Some chat responses can be reused, and often are as a foundation for voice, but there are best practices to follow in which we would expect to remove visual content, shorten responses to allow users to better absorb information, and focus a little more on how the content will sound, rather than how it looks.

In addition, voice design includes considerations such as Speech Synthesis Mark-up Language (SSML) - do we read buttons out loud or hide them? - and often an increase in conversation recovery.

Klaus from Roskilde says: “We put most of our effort into “voicifying” our chat answers. Smileys, long texts and complex links don’t match good VUX. Still, the core message content was there, so even though it required quite an effort, it wasn’t nearly comparable to the kind of resources it would require to start from scratch.”

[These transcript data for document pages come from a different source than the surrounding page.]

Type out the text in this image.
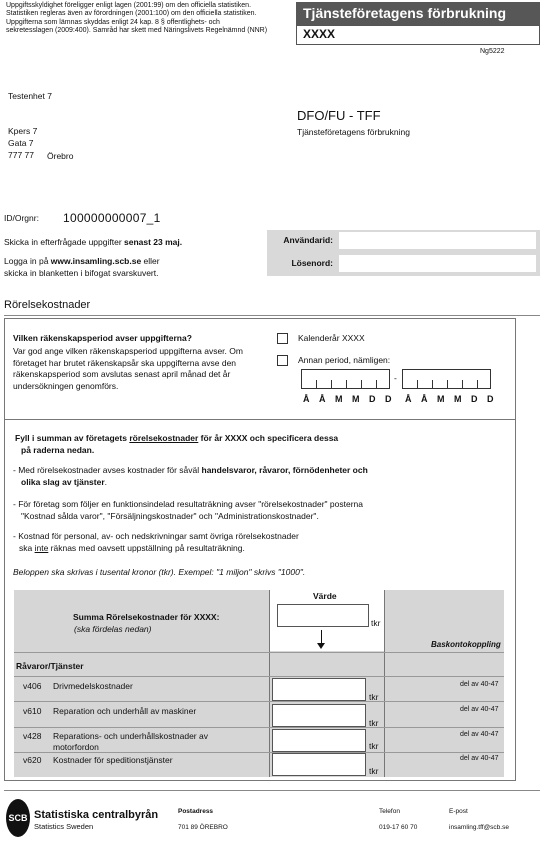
Uppgiftsskyldighet föreligger enligt lagen (2001:99) om den officiella statistiken. Statistiken regleras även av förordningen (2001:100) om den officiella statistiken. Uppgifterna som lämnas skyddas enligt 24 kap. 8 § offentlighets- och sekretesslagen (2009:400). Samråd har skett med Näringslivets Regelnämnd (NNR)
Tjänsteföretagens förbrukning
XXXX
Ng5222
Testenhet 7
Kpers 7
Gata 7
777 77 Örebro
DFO/FU - TFF
Tjänsteföretagens förbrukning
ID/Orgnr: 100000000007_1
Skicka in efterfrågade uppgifter senast 23 maj.
Logga in på www.insamling.scb.se eller
skicka in blanketten i bifogat svarskuvert.
Användarid:
Lösenord:
Rörelsekostnader
Vilken räkenskapsperiod avser uppgifterna?
Var god ange vilken räkenskapsperiod uppgifterna avser. Om företaget har brutet räkenskapsår ska uppgifterna avse den räkenskapsperiod som avslutas senast april månad det år undersökningen genomförs.
Kalenderår XXXX
Annan period, nämligen:
-
Å Å M M D D Å Å M M D D
Fyll i summan av företagets rörelsekostnader för år XXXX och specificera dessa
på raderna nedan.
- Med rörelsekostnader avses kostnader för såväl handelsvaror, råvaror, förnödenheter och
olika slag av tjänster.
- För företag som följer en funktionsindelad resultaträkning avser "rörelsekostnader" posterna
"Kostnad sålda varor", "Försäljningskostnader" och "Administrationskostnader".
- Kostnad för personal, av- och nedskrivningar samt övriga rörelsekostnader
ska inte räknas med oavsett uppställning på resultaträkning.
Beloppen ska skrivas i tusental kronor (tkr). Exempel: "1 miljon" skrivs "1000".
Värde
Summa Rörelsekostnader för XXXX:
(ska fördelas nedan)
tkr
Baskontokoppling
Råvaror/Tjänster
v406 Drivmedelskostnader
tkr
del av 40-47
v610 Reparation och underhåll av maskiner
tkr
del av 40-47
v428 Reparations- och underhållskostnader av
motorfordon	tkr
del av 40-47
v620 Kostnader för speditionstjänster
tkr
del av 40-47
SCB Statistiska centralbyrån
Statistics Sweden
Postadress
701 89 ÖREBRO
Telefon
019-17 60 70
E-post
insamling.tff@scb.se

Voice-specific considerations

While there are many synergies in using the same foundation to build a chatbot and voicebot in parallel, there are also some voice-specific things to consider:

Testing

A good practice for any conversational AI project includes Wizard of Oz testing, reading the prompt aloud and collaboration. This is especially the case with voice, it’s crucial to test, test and then test some more.

Speech Synthesis Mark-up Language

SSML helps to provide a more customized synthesis (text-to-speech) response. There is a lot of great content to check out in this area: Falene Mckenna has a popular SSML University series explaining some nice tips, Kane Simms shares when to use SSML in his blog, and, ultimately, I would recommend the W3C recommendations on SSML for further reading.

Speech services

Primarily the difference between chat and voice is adding speech services. It is vital to use the providers in this area which best fit your needs, particularly when it comes to transcription - this is important! Good NLU is also crucial, and in some cases can save poor transcription. But poorly transcribed speech will almost certainly decrease the quality of the experience. I have dug deeper into speech-to-text selection in a previous blog which you can check out here.

Closing thoughts

In our work at boost.ai in deploying a number of high-profile voice projects over the past 18 months, I have experienced many smooth transitions of existing chatbot projects of enterprise-level organisations to successfully adding voice as a new channel with minimal friction and comparable functionality.

Not only that, but with today’s advances in technology the ability to move the other way - adding chat to voice - is equally as seamless, as is embarking on a brand new voice project from scratch.

The technology to achieve once-unthinkable levels of automation and customer service via voice is already here today and I’m excited to see what the future holds as we continue to make waves in this channel.